Она, как и все остальные, была худой, ее лицо превратилось в череп с очерченными впадинами. Магда задала тот же вопрос, что и каждому входящему:

— Чего ты хочешь?

Женщина с рыданиями рухнула ей на руки, а Магда начала приговаривать слова утешения, хлопать ее по руке и вытирать слезы. Они так тихо общались, что Надя ничего не могла расслышать. Перед уходом незнакомка достала крошечный мешочек из кармана и высыпала его содержимое на ладонь Магды. Надя вытянула шею, чтобы рассмотреть получше, но ведьма быстро сжала кулак.

На следующий день она послала Надю убирать снег. Вернувшись к обеду, девочка получила чашку с тушеной тряской. Когда наступили сумерки, и Надя закончила сыпать соль на дорогу, на поляну донесся запах пряников: насыщенный и пьянящий.

Весь вечер девочка ждала, пока Магда откроет печь, но даже когда еда была готова, перед ней поставили тарелку с куском вчерашнего лимонного торта. Надя пожала плечами. Потянувшись за кремом, она услышала тихий звук, какое-то бульканье. Девочка посмотрела на Владика, но медвежонок крепко спал и тихо сопел.

Тут звук повторился — бульканье, за коим последовало жалобное воркование. Из печи.

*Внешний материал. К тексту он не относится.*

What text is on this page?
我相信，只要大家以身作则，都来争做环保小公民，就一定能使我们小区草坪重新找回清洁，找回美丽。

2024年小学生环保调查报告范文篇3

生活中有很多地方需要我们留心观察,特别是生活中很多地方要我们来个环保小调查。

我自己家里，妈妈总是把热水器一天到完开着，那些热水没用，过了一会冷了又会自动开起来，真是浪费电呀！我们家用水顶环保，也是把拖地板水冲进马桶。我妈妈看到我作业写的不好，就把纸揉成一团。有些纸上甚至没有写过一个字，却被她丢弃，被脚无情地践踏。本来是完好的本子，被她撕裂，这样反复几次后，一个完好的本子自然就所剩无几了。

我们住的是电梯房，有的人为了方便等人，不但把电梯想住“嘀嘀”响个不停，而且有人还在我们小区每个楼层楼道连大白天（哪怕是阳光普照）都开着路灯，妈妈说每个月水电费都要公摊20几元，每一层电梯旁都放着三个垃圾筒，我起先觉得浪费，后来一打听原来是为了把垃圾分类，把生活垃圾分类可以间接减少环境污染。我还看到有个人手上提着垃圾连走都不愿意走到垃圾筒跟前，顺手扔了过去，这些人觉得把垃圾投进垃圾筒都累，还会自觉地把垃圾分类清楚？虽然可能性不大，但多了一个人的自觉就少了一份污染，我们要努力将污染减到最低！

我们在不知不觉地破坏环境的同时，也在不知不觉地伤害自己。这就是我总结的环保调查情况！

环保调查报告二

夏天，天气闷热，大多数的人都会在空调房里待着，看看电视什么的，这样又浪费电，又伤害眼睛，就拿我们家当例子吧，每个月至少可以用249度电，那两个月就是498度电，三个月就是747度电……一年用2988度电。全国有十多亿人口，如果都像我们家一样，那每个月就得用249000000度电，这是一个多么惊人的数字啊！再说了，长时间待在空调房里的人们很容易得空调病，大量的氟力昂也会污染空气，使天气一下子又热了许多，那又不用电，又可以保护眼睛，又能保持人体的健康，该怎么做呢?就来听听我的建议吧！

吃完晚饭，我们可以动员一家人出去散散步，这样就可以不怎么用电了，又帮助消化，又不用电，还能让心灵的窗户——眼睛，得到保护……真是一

Надя оттолкнулась от стола, чуть не сбив стул, и в ужасе уставилась на Магду, но ведьма и глазом не моргнула.

В дверь постучали.

— Иди в кладовку, Надя.

На секунду та задержалась между столом и дверью. Затем попятилась, схватила Владика за ошейник и потянула его на верхнюю полку, утешаясь его сонным сопением и теплым мехом.

Магда открыла дверь. На пороге замерла женщина с восковой кожей, будто боялась войти внутрь. Ведьма обернула руки полотенцем и открыла железные дверцы печи. Комнату заполнил истошный крик. У женщины подкосились ноги, и она схватилась одной рукой за дверь, а другой прикрыла рот. Ее грудь быстро вздымалась и опускалась, слезы катились по впалым щекам. Магда запеленала пряничного ребенка в красный платок и вручила его, ворочающегося и хныкающего, в дрожащие руки женщины.

— Моя милая, — пропела та. Затем повернулась к Магде спиной и исчезла в ночи, даже не потрудившись закрыть за собой дверь.


* * *

На следующий день Надя оставила свой завтрак нетронутым, опустив остывшую кашу на пол Владику. Он принюхался, но Магда забрала миску на плиту, чтобы та подогрелась.

Не успела ведьма задать свой обычный вопрос, как Надя сказала:

— Это был ненастоящий ребенок. Почему она забрала его?

— Для нее он был вполне настоящим.

— Что с ним будет? И с ней? — напряженно поинтересовалась девочка.